Protein and the Brain
Protein isn’t important for just old people. It’s a critical macronutrient for kids and adults of all ages. I think this will become apparent as we see more “old-age” diseases mysteriously appear in younger populations, like sarcopenia (the loss of skeletal muscle mass and function) and dementia.
Dementia progresses in various stages and can take on many forms. Alzheimer’s disease is one of the more extreme forms that afflicts 10 million individuals worldwide each year.
Certain amino acids, however, have been shown to slow down and even help prevent brain degeneration.
Where does protein fit into this? Amino acids are the building blocks of protein. When the diet lacks proteins that contain adequate amounts of amino acids, there’s a reduction in energy metabolism in the brain. Brain cells can’t properly utilize glucose to produce the amino acid L-serine. Without enough L-serine, communication among nerve cells is disrupted, neuronal connections are lost, memorization ability falters, abnormal protein clusters form, and nervous tissue degenerates.

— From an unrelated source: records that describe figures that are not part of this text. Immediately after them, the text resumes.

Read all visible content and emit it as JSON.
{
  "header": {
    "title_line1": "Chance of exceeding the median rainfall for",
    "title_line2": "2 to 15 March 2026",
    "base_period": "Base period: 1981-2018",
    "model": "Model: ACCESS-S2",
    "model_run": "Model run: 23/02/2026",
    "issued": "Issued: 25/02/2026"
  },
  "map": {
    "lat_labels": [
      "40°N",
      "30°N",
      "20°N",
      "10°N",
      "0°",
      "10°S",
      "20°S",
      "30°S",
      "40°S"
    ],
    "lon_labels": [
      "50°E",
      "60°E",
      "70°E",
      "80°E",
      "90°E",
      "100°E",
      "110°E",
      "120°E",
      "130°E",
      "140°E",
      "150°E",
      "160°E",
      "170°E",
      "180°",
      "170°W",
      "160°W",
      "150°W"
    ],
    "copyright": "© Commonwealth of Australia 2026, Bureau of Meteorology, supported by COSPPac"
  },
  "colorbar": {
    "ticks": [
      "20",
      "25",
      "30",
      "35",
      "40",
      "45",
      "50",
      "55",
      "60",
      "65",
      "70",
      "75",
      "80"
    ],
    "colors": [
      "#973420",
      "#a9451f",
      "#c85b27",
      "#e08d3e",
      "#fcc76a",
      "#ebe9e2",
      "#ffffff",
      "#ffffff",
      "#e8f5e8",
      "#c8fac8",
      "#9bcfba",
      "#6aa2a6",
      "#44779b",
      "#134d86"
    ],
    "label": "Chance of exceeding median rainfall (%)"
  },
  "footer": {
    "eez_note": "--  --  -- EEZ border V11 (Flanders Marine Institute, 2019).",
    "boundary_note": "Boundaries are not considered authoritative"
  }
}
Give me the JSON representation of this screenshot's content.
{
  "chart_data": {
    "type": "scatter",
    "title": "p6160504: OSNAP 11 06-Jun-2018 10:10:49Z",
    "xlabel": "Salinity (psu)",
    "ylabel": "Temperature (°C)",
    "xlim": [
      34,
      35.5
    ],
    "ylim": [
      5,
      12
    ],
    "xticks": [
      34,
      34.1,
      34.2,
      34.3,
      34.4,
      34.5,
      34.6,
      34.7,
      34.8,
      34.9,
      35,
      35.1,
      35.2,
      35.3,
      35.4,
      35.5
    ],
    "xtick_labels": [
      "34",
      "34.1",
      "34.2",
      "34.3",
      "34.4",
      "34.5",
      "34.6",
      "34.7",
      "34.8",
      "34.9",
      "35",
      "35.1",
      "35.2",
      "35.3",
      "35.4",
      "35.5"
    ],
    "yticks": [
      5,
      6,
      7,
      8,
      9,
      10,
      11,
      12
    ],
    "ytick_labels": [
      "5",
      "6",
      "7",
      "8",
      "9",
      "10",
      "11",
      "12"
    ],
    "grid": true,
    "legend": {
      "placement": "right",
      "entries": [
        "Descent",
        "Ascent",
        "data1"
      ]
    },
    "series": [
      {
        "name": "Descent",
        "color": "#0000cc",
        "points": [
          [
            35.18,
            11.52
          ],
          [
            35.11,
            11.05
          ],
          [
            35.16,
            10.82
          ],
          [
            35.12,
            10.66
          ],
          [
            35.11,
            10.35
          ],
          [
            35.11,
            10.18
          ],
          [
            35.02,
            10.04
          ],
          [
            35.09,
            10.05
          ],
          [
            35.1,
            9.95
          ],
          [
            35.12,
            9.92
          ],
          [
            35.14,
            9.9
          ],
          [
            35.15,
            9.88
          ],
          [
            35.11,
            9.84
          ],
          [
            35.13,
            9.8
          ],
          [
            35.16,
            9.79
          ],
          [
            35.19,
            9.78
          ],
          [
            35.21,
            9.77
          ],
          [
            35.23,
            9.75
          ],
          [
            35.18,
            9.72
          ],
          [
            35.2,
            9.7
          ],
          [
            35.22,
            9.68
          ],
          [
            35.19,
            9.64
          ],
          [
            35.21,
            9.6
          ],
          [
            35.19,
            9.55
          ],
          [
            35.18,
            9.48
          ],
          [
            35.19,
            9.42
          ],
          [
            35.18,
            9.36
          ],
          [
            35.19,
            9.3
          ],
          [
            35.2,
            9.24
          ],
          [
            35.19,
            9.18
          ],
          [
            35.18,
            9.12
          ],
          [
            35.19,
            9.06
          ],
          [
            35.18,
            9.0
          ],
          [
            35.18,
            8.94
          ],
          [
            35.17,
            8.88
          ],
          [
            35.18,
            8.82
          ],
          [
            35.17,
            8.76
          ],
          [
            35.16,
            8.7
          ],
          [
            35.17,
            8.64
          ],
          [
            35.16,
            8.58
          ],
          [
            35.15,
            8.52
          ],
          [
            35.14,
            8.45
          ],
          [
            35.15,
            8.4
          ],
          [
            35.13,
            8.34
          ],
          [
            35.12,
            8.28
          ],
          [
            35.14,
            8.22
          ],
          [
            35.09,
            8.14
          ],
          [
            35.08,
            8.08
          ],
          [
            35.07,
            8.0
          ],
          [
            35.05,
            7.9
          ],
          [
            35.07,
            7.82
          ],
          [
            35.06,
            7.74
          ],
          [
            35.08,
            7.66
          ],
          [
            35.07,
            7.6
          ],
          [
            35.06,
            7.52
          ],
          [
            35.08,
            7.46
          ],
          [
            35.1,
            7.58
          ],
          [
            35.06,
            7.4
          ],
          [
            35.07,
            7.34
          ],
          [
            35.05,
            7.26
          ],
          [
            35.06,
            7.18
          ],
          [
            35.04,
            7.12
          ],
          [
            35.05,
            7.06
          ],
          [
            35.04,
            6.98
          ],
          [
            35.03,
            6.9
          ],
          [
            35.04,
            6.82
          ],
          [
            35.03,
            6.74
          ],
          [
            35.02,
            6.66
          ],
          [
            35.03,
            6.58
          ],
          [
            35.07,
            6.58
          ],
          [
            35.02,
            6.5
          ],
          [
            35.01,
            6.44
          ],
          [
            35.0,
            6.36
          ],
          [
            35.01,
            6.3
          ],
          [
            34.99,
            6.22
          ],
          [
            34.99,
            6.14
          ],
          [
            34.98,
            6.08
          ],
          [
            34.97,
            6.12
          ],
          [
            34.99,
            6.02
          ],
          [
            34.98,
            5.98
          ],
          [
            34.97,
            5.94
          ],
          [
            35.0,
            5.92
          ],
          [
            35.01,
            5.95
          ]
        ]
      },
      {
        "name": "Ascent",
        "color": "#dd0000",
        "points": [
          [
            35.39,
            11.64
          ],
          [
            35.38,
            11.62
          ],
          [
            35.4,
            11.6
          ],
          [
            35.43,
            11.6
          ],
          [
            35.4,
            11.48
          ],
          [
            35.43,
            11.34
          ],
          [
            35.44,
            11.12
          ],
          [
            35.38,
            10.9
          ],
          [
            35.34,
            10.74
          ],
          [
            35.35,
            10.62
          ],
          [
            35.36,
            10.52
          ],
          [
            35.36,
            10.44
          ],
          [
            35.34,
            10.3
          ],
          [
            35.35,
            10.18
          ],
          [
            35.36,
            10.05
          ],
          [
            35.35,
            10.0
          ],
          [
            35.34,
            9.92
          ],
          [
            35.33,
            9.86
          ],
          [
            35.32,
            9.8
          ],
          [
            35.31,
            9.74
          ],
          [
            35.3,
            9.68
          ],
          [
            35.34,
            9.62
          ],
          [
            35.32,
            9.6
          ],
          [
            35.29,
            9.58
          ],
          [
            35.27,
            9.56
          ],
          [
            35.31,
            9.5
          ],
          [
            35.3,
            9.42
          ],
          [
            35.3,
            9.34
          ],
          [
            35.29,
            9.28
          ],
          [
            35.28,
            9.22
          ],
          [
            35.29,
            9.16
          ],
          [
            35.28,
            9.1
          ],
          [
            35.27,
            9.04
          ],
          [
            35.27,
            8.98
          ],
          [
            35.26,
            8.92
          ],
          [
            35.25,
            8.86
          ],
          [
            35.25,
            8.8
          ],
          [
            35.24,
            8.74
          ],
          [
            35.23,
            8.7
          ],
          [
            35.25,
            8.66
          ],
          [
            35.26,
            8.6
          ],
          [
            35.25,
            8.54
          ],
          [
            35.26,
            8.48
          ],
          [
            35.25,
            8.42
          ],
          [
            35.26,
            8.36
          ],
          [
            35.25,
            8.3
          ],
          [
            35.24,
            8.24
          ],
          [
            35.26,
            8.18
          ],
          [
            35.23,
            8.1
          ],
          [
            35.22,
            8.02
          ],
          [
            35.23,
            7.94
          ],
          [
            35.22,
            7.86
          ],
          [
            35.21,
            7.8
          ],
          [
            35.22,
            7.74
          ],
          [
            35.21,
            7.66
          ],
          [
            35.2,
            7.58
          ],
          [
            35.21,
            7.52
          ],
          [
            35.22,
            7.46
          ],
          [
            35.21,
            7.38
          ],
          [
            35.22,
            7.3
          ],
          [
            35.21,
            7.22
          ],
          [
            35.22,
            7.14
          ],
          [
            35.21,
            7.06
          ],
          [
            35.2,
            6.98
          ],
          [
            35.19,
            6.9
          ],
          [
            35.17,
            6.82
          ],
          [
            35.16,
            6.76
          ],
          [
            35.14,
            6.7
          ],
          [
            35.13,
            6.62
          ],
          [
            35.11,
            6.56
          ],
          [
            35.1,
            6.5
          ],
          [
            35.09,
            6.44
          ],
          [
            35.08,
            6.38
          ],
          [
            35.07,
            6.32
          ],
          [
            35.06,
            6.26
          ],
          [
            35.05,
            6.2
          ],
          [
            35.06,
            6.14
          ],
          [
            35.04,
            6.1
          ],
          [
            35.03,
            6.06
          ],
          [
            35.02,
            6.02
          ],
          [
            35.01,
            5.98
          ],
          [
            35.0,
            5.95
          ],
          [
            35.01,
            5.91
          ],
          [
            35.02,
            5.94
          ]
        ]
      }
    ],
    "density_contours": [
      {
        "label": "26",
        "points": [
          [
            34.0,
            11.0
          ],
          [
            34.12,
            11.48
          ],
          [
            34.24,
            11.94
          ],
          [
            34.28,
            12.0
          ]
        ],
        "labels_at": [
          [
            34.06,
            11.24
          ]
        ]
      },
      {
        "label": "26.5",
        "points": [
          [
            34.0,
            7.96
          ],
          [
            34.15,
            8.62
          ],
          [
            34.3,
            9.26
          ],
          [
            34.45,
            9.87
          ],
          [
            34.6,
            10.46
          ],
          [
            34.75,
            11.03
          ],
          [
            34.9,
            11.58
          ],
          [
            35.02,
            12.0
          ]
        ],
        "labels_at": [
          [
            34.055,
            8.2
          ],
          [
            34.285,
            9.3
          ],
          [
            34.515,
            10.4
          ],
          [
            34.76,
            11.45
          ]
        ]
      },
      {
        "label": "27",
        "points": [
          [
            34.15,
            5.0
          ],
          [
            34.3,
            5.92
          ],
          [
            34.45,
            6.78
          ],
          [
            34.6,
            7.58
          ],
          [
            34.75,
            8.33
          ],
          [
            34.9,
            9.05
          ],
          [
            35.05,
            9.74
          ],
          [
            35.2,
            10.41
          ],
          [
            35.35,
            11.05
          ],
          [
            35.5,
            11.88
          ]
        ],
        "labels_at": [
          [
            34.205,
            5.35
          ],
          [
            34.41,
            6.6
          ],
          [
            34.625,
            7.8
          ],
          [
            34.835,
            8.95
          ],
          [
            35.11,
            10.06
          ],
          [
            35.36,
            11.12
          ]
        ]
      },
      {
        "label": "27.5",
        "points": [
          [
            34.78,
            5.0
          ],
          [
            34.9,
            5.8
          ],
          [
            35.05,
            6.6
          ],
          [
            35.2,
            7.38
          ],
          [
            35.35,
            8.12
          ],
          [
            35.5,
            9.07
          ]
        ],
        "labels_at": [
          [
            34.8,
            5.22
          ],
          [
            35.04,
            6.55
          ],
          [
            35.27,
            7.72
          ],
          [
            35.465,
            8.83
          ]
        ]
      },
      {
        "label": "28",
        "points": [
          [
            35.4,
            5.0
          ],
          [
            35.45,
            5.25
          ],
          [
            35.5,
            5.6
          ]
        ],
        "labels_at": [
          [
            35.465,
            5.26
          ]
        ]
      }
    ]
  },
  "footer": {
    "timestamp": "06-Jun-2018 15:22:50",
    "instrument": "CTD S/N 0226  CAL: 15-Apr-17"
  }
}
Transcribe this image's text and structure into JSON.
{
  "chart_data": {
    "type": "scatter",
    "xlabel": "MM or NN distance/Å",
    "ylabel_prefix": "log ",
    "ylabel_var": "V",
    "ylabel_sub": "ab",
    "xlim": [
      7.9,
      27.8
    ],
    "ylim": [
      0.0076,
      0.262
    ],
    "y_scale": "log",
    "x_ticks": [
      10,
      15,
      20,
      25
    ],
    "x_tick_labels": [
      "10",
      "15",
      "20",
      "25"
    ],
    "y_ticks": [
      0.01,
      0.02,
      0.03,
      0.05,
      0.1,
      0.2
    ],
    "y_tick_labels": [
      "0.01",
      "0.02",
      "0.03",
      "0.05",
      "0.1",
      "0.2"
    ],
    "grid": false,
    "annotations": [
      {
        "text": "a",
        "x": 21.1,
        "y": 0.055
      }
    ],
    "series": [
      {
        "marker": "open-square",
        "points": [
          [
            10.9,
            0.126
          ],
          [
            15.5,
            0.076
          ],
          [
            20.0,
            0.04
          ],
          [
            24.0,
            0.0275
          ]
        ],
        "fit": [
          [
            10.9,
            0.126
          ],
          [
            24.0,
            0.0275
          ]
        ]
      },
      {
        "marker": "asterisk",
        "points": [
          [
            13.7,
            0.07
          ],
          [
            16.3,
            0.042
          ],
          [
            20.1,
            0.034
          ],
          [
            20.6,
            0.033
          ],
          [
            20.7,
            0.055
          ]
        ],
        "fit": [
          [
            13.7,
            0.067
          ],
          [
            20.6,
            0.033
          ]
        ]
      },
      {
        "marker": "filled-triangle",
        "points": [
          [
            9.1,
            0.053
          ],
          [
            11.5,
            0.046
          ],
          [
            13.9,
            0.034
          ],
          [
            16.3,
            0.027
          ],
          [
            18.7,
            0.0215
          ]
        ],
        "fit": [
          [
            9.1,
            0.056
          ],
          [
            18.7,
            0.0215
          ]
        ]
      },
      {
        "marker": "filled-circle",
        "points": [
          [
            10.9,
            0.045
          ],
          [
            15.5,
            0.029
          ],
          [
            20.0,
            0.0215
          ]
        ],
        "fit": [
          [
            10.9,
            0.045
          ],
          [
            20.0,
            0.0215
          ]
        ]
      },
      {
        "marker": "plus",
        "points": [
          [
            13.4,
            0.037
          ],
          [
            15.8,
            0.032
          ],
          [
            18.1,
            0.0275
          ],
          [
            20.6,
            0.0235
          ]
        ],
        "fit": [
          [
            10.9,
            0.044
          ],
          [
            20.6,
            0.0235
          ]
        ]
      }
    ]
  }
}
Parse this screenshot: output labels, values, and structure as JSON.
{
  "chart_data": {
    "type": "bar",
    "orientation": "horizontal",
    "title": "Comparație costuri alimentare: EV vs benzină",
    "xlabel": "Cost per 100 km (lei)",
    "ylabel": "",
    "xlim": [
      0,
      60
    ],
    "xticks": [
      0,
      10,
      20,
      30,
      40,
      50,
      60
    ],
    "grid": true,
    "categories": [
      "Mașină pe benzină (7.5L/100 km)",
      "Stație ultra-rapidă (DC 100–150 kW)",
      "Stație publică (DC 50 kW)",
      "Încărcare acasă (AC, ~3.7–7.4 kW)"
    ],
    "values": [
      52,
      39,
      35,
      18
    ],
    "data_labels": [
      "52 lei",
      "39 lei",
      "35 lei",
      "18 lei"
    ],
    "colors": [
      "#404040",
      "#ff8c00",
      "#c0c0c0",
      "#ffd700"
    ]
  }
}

A study out of Japan found that supplementing with a product called Amino LP7, which contains seven amino acids (leucine, phenylalanine, lysine, isoleucine, histidine, valine, tryptophan), could reverse these effects and inhibit brain damage.
These amino acids reduced brain inflammation by stopping kynurenine, a pro-inflammatory compound, from entering the brain. Restricting kynurenine prevented the body’s immune cells from attacking brain cells, which lessened neuronal death and improved connectively and overall brain function.
In a nutshell, by consuming the right amino acids, this study found that older adults without cognitive impairment could improve brain function. It could also help those who are already experiencing cognitive dysfunction.
The Easiest “Whey” to Increase Protein
You can easily obtain the same amino acids from a nutritious, balanced, whole food diet. Or you can do as I’ve done for the last 30 years and consume whey protein powder every day.
Even if you have a generally good diet, supplementing with whey protein helps ensure that you’re getting the full spectrum of amino acids.
Whey protein becomes even more important if you suffer from a health issue that makes it difficult to consume traditional protein-rich foods. For instance, a lack of digestive enzymes can make many food sources of protein difficult to tolerate. Lack of appetite is also a common problem with increasing age. Difficulty swallowing, reduced muscle strength that impedes chewing, periodontal disease, and gastric reflux are other problems that can affect protein levels and consumption.
However, taking whey protein powder is an easy, affordable, and tasty way to compensate.
Most people associate whey protein with weightlifters and bodybuilders. But it’s an excellent source of amino acids for everyone. Along with the amino acids mentioned above, whey protein provides several other very important amino acids, including alanine, arginine, glycine, proline, serine, tyrosine, and cystine.
Tyrosine, tryptophan, and phenylalanine are the biosynthetic precursors for making the compounds necessary for transmitting nerve impulses, including serotonin, dopamine, and norepinephrine.
Cystine raises your levels of glutathione, the body’s strongest antioxidant. Glutathione levels typically decrease with age and have a direct correlation with overall health. Healthier individuals, and those who live longest, have the highest glutathione levels.
The importance of protein and brain function may be one of the most overlooked factors in healthcare today. Hopefully, it’s not something you’ve overlooked. If you have, now you know an extremely easy and cost-effective way to fix it.